Le cadre de la décentralisation confortait les régions dans leurs velléités - et leur désir - de différenciation. Les divergences de situation entre les régions sont patentes après vingt ans de décentralisation, période durant laquelle chacun a concocté sa recette territoriale et l'a expérimentée. La transition vers le dispositif national a parfois été vécue par les régions comme une tutelle injustifiée puisque leurs contrats semblaient de manière générale de bonne portée. Elles ont adopté des stratégies diverses pour faire évoluer leur dispositif. Certaines ont opté pour une application directe, d'autres ont préféré une transition progressive et parfois sous conditions, d'autres encore ont choisi de conduire leurs contrats jusqu'à leur terme. Plusieurs mènent de pair la politique de pays et leur contrat régional, d'aucunes enfin intègrent la politique de pays au sein de leur cadre régional. Les dispositions des régions pour s'adapter au nouveau cadre législatif révèlent des mutations d'autant plus profondes que cette transition n'engage pas que la procédure, mais implique de surcroît des méthodes de travail innovantes (projet, contrat et programme d'action, développement durable), des organisations locales spécifiques, voire inédites (GIP-DL), des partenariats plus ouverts et approfondis (conseil de développement) et des échelles d'actions élargies au bassin d'emploi. Les manières de travailler des régions, comme celles des pays se modifient sensiblement, dans un contexte de recomposition territoriale.

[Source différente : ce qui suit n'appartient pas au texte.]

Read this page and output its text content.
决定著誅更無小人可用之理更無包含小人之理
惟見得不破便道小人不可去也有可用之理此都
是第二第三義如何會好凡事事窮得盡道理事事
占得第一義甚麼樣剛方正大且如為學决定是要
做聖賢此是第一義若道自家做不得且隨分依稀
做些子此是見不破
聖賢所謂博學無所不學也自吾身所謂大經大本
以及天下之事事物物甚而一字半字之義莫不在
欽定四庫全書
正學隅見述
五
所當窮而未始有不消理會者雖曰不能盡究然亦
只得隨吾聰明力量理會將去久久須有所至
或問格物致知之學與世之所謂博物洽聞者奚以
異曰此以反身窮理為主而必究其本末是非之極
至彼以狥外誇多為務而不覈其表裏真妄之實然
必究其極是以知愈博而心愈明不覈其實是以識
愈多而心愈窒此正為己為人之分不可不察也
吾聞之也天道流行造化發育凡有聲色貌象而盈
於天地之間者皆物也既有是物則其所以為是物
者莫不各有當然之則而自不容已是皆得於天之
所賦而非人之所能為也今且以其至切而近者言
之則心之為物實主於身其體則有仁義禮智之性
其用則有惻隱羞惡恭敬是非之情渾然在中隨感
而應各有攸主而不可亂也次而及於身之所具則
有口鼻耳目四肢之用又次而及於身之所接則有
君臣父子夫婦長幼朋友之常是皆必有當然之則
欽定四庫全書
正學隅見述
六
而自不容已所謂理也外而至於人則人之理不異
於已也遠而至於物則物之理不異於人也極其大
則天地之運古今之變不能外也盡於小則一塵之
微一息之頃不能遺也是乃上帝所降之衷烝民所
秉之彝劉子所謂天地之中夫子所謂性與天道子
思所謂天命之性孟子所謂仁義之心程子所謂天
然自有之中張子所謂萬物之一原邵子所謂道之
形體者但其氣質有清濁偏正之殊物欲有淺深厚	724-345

Des régions très en avance en terme de contractualisation, comme la Picardie, ont dû reconstruire toute leur politique sur des territoires plus vastes. D'autres ont conservé leurs territoires, même lorsqu'ils étaient restreints. C'est le cas de la région Poitou-Charentes. D'autres régions n'ont eu que peu d'ajustements à réaliser puisque leur politique préfigurait à peu de chose près le nouveau dispositif national, telle la Bretagne. La région Rhône-Alpes a fait le choix de conserver sa politique, et de l'ouvrir aux pays qui souhaitent par ailleurs être estampillés du "label national". Certaines régions moins avancées se sont très vite impliquées dans cette politique et sont, comme la Bourgogne ou la Franche-Comté, dans le pool de tête en terme de couverture régionale. Des régions peu intercommunalisées ont fait le choix de développer l'intercommunalité et de contractualiser avec les pays en mesure de d'appuyer sur des communautés fortes. C'est le cas de la Basse-Normandie ou de la Provence-Alpes-Côte d'Azur par exemple. De manière générale, les régions ont conservé pendant le lancement du contrat de plan leurs fonds et leurs procédures régionales afin d'ajuster les calendriers (Aquitaine, Midi-Pyrénées), de clôturer leurs contrats (Poitou-Charentes), ou de créer un fonds d'appui "forfaitaire" pour le lancement ou le soutien aux pays (Bretagne). Ces politiques régionales permettent le "rattrapage" de pays qui doivent se recomposer (Picardie) ou qui doivent progresser qualitativement vers les contrats de pays (Franche-Comté). Pour les Pays de la Loire, cela permet d'intégrer les pays dans la procédure régionale sans la modifier (les pays peuvent signer jusqu'à trois contrat : avec la région, avec le département, et l'Etat si ils le souhaitent).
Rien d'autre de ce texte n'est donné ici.